An Afghan cop, part of the contingent of police and Afghan troops tasked with guarding a convoy of election workers delivering ballots, walked up to Kathy's car in the convoy and opened fire. The person sitting next to her in the back seat, German photojournalist Anja Niedringhaus, 48, also an old Afghan hand, was killed instantly by the gunfire.
According to the Beeb's report on the shooting:
The two journalists had been visiting Tanay district in Khost province with an official from the Independent Election Commission, an interior ministry source earlier told the BBC.If I recall this makes the sixth journalist who's been murdered in recent days in Afghanistan. The terrorists have been wreaking more murder and mayhem than usual ahead of tomorrow's presidential election; I guess they want to kill as many journalists as they can in the attempt to scare off others from covering the election.
The district lies on the border with Pakistan's Waziristan region, with the Pakistan-based Haqqani network strong and influential in the area.
However, there were two men in the front seat of Kathy's car -- the driver, and an AP Television freelance journalist. The shooter didn't aim at them. After firing on the two women he surrendered to the other police guarding the convoy.
Anyone who's followed the Afghan War for years would be familiar with Kathy's byline on Associated Press reports.
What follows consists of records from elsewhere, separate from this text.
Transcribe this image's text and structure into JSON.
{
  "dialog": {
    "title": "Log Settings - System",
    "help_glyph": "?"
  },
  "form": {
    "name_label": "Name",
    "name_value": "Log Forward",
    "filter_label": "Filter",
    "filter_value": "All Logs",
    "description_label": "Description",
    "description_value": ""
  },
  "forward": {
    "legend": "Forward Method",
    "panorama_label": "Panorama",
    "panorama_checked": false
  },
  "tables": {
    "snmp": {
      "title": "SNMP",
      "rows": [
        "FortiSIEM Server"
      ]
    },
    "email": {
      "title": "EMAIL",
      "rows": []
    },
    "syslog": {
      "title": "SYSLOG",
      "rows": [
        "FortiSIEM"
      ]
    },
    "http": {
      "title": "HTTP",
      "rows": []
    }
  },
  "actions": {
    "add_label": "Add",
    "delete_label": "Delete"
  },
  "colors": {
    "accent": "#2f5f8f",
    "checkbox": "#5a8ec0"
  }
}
Her title is "AP Special Regional Correspondent for Afghanistan and Pakistan." In 1986 she sold most of her possessions -- there weren't many, as she drily recalled -- then struck off to become a foreign correspondent for AP. With many places in the world to choose to cover she picked Afghanistan, although she had no idea at the time that reporting on the country would become her life's work.
It turned out her decision made her a unique eyewitness to history. And she was the only Western journalist (female or male) who was allowed by the Taliban to enter Kabul after the 9/11 attack on the USA. According to the CBS report she's based right now in Islamabad. But Afghanistan is her home. For almost 30 years she's been there to record it all, as the country transformed from Soviet rule to Taliban rule then became a battleground for the U.S.-led war against global terrorist organizations.
She talked about her observations as a reporter in a 2006 book she authored I for Infidel: From Holy War to Holy Terror in Afghanistan.
She also took the United Nations to task "for refusing to confront the Taliban on women's rights, thereby abetting its repressive edicts," according to a review of the book.
The CBS report features a 2011 photograph of her showing a group of Afghan schoolgirls how to work a smartphone. She looks like anyone's neighbor in Western suburbia, dressed for gardening. Nope; no burqa, no head scarf. It's a beautiful photo; I hope you'll go to CBS News website to see it; they deserve the click for their excellent report, which includes an interview with the freelance journalist who witnessed the shooting.
And I hope you'll say a prayer for Kathy's fast and full recovery. From the photo she looks like a pretty tough old bird, although 60 isn't considered that old nowadays unless one lives for decades in a place such as Afghanistan. But I think if the shooter had missed she would have grabbed the gun and broken it on his head.